Une équipe de chercheurs de l’Université de Lehigh (USA) a réussi à recréer en laboratoire la “soupe” primordiale surchauffée qui a donné naissance à toute la matière de l’Univers après le Big Bang. La réalisation a été rendue possible par la collision d’ions d’or à presque la vitesse de la lumière dans un environnement, le détecteur STAR, 100 000 fois plus chaud que l’intérieur du Soleil.

La théorie la plus acceptée

La théorie la plus acceptée sur les débuts de l’Univers dit qu’il y a presque 14 milliards d’années, il n’existait qu’un petit point unidimensionnel appelé singularité, qui contient une vaste gamme de particules fondamentales. La chaleur et l’énergie extrêmement élevées ont provoqué une explosion colossale qui a explosé et s’est ensuite propagée dans le cosmos tel que nous le connaissons, une expansion qui se poursuit encore aujourd’hui.

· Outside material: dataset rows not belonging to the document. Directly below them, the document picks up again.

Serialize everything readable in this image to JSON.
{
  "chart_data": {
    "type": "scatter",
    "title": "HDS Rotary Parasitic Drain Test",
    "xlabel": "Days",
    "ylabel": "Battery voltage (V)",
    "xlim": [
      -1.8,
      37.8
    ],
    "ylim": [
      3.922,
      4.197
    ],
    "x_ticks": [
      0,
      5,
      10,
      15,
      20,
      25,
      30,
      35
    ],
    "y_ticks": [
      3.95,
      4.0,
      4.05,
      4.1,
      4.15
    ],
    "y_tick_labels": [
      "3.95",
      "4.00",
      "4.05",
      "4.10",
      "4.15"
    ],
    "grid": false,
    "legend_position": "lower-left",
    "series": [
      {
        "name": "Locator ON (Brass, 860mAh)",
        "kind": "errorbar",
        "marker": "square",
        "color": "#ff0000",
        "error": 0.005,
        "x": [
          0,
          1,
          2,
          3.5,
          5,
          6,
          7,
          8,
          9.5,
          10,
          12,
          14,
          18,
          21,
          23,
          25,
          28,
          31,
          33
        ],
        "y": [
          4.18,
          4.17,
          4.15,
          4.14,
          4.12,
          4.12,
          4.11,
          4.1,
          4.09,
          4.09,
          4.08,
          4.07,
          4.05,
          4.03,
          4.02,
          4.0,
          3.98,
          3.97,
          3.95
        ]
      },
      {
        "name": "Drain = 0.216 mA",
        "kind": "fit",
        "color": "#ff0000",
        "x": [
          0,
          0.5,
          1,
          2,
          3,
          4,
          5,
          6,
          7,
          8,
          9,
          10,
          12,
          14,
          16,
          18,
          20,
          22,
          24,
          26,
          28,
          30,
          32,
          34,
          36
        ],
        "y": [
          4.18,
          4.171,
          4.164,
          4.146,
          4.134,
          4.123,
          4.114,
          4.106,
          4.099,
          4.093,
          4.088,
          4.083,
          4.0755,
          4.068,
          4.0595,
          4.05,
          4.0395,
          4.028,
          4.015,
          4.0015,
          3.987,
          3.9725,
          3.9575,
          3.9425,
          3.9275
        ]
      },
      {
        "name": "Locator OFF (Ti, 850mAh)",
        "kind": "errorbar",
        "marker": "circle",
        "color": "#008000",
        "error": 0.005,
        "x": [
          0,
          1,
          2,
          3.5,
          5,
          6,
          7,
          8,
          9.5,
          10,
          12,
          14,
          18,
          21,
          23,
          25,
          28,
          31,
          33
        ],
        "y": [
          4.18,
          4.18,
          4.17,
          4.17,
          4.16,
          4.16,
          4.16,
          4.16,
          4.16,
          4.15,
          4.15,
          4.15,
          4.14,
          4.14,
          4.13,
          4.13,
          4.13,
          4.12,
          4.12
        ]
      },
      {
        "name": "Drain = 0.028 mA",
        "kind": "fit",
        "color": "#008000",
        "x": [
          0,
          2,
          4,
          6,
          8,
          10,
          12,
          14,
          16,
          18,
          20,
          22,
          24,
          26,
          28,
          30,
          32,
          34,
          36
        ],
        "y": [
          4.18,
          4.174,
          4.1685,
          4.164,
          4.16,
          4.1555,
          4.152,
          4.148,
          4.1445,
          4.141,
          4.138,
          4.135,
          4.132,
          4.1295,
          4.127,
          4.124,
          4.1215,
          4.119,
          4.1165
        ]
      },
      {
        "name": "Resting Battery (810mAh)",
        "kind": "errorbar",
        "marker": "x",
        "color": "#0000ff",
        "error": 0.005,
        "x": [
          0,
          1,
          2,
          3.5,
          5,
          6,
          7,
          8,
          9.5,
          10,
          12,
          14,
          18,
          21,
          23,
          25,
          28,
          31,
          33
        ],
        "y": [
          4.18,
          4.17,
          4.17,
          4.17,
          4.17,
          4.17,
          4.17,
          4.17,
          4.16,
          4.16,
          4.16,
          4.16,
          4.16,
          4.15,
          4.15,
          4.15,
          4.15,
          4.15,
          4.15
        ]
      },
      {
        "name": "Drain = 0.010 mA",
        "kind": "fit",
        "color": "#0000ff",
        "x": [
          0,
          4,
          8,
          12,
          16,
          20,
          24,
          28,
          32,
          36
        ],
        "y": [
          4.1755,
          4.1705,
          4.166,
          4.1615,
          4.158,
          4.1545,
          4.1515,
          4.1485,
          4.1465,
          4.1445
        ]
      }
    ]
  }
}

Le résultat initial de ce Big Bang était un liquide extrêmement chaud et énergétique qui allait de 5,5 milliards de degrés Celsius à seulement quelques microsecondes. Mais cette soupe originale ne contenait rien de moins que les éléments constitutifs de toute matière. Cette substance mystérieuse est appelée plasma quark-gluon parce qu’elle est composée de quarks et de gluons, que Rosi J. Reed, professeur assistant au département de physique de l’université de Lehigh, décrit comme ce que les quarks utilisent pour se parler entre eux.

Et la matière est apparue

L’équipe de Reed a recréé les circonstances existant aux débuts de l’Univers, en heurtant des ions lourds, comme l’or, à presque la vitesse de la lumière, créant un environnement qui est 100 000 fois plus chaud que l’intérieur du Soleil. La collision imite la façon dont le plasma quark-gluon est devenu matière après le Big Bang, mais à l’inverse : la chaleur fait fondre les protons et les neutrons des ions, libérant ainsi les quarks et les gluons qui s’y trouvent. Pour ce faire, elle a utilisé le détecteur STAR, un instrument multiple de la taille d’une maison pesant 1 200 tonnes et capable de suivre les milliers de particules produites par chaque collision ionique à la recherche des signatures de ce plasma énigmatique.

Force nucléaire forte

Les différents détecteurs STAR ont permis à l’équipe de faire entrer des ions à différentes énergies dans le corps. L’objectif est de cartographier les différents points de transition au fur et à mesure que le matériau change dans des conditions variables de pression et de température. De même, ils essaient d’examiner la force nucléaire forte, également connue sous le nom de chromodynamique quantique, qui est la plus forte des quatre forces fondamentales connues (les autres sont électromagnétiques, nucléaires faibles et gravitationnelles) et celle qui maintient les protons chargés positivement ensemble.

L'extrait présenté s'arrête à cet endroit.